204 aktif madde yasaklandı
Türkiye topraklarının son derece temiz, sağlıklı gıdalar üreten bir ülke olduğunu söyleyen Ege Kuru Meyve ve Mamulleri İhracatçıları Birliği Başkanı Birol Celep, 2009’dan bu yana Avrupa Birliği’nde kullanımı yasaklanan toplam 204 aktif maddenin ülkemizde de kullanımının sonlandırıldığını açıkladı.
“Gıda ürünlerindeki pestisit kalıntıları yasal mevzuatlarca belirleniyor ve her aktif madde ve ülke için kabul edilen maksimum kalıntı limitini (MRL) aşmaması gerekiyor. Geçtiğimiz günlerde 16 tarım ilacının daha yasaklanmasıyla birlikte toplamda 204 aktif madde artık ülkemizde kullanılmayacak. Sağlıklı gıda için mücadelemiz hükümetimiz öncülüğünde hem de 35 senedir organik üretim yapan biz Egeli ihracatçılar tarafından yıllardır devam ediyor. Tarladan çatala kadar olan zincirde, sağlıklı gıdanın bir tercih değil yeryüzündeki bütün canlıların hakkı olduğunu, tarımsal üretim tekniklerinin çevreyi, insan sağlığını ve biyoçeşitliliği koruyan, doğa dostu üretim metotlarını destekleyerek bir değer yaratıyoruz. Pestisit kullanımı, toprağın yapısını bozup fakirleştiren, tarıma elverişli arazileri kullanılamaz hale getirebilen, gıdalarımızın kaynağı olan toprağımızı kaybetmemize yol açabilen bir uygulama. Gıda üretiminin kilit rolündeki arılar başta olmak üzere çok sayıda canlıyı etkileyerek biyoçeşitlilik kaybına yol açabiliyor. Aynı zamanda havaya ve yeraltı sularına geçerek orada yaşayan tüm canlı türlerini de tehlikeye sokuyor. Uygulamayı yapan ve o alan yakınındaki üreticiler ve ürünleri tüketen vatandaşlarımız içinde yüksek risk oluşturuyor.”
Çiftçilerin haklarını, tohum özgürlüğünü, biyolojik çeşitliliği muhafaza etmeliyiz
“Üreticiyi doğru bir bilinçlendirmeyle eğiterek daha iyi bir noktaya getirebilir ve birim alandan daha çok verim alınmasını sağlayabiliriz.” diyen Celep’e göre Tarım ve Orman Bakanlığı istatistikleri de pestisit kullanımının tarımsal üretimde iddia edilen verimliliği sağlamadığını kanıtlar nitelikte.
“En önemli noktalardan biri de tarım ilaçlarının yol açtığı sağlık ve çevre zararlarının maliyeti.
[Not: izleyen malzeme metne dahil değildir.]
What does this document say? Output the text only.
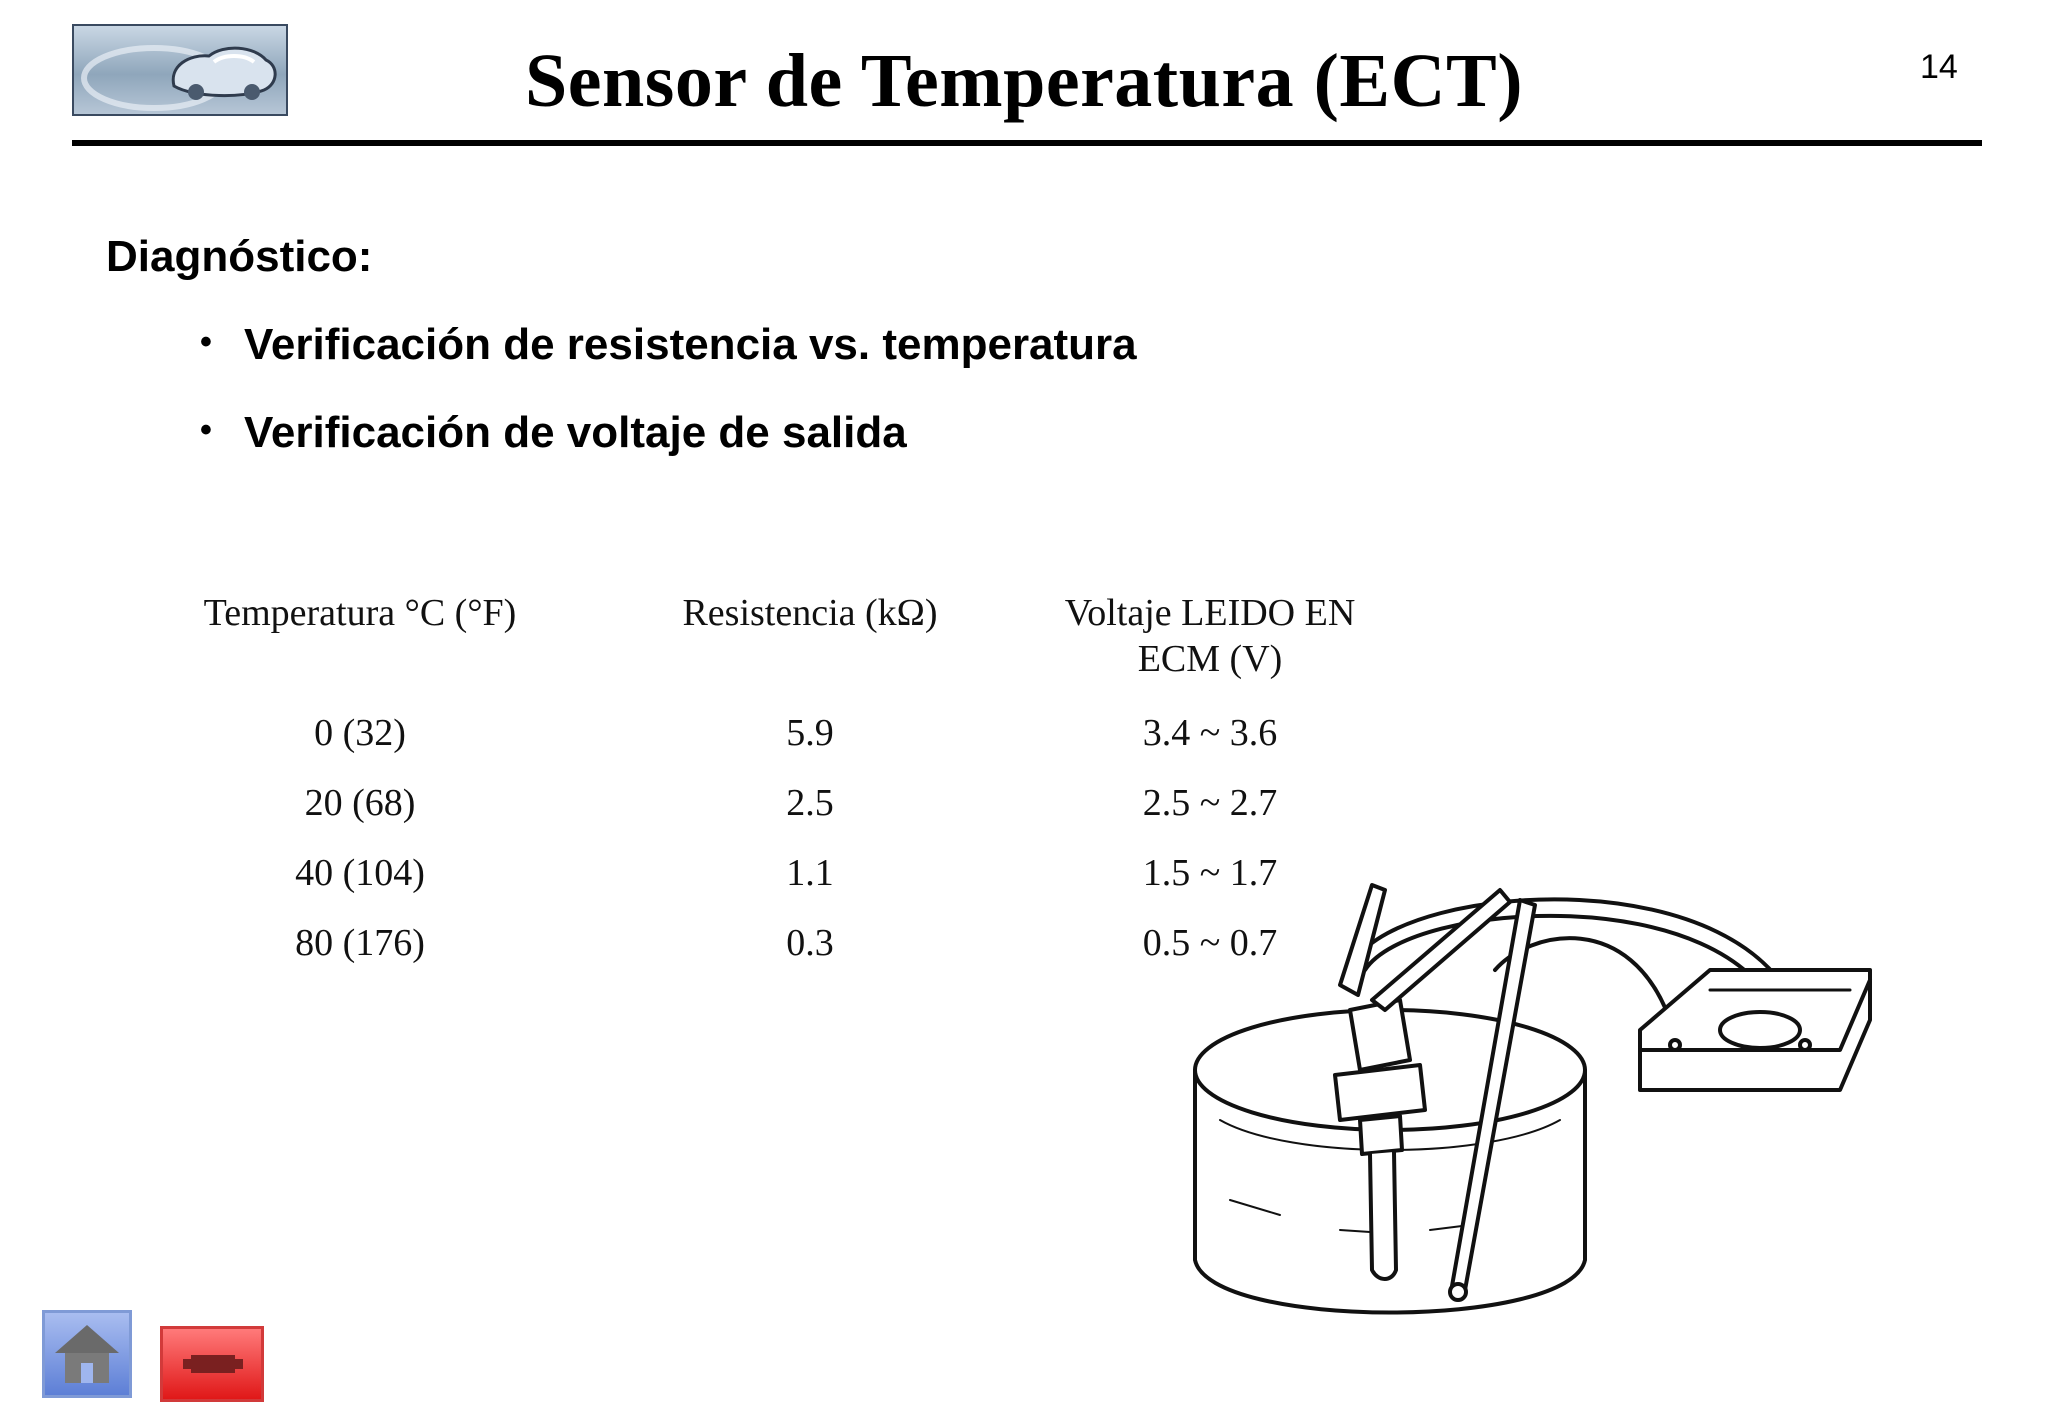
Sensor de Temperatura (ECT)	14
Diagnóstico:
• Verificación de resistencia vs. temperatura
• Verificación de voltaje de salida
Temperatura °C (°F)	Resistencia (kΩ)	Voltaje LEIDO EN
ECM (V)
0 (32)	5.9	3.4 ~ 3.6
20 (68)	2.5	2.5 ~ 2.7
40 (104)	1.1	1.5 ~ 1.7
80 (176)	0.3	0.5 ~ 0.7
Biyolojik çeşitliliğe, toprakta, suda, havada bıraktığı tahribatın telafisinin yapılması aradan yıllar geçse de çok güç. Bakanlığımızın aldığı önlemlerle, verim artışı sağlamayan, çiftçileri yüksek maliyetlerle mağdur eden, toprağın kısırlaşmasına yol açan tüm canlıları, havayı, suyu, toprağı zehirleyen bu fasit daireyi artık kırıyoruz. Çiftçilerimizin üretim alanlarını terk ederek kentlere göç etmesinin en büyük nedeni de tarım ilaçlarının toprakta yarattığı tahribattır. Çiftçinin bilgisini ve deneyimini merkeze alarak doğayı iyi bir şekilde okuyabiliriz. Onların haklarını, tohum özgürlüğünü muhafaza edip, tarımın ve üretimin çevreye ve topluma hizmet eder halde sürdürülebilirliğini sağlamak zorundayız. Biyolojik çeşitliliğin ne kadar önemli olduğunu, birçok farklı türün bir arada yaşaması gerektiğini, bununda organik ve iyi tarımla mümkün olacağını bilmemiz, iyice anlamamız ve anlatmamız gerekiyor.”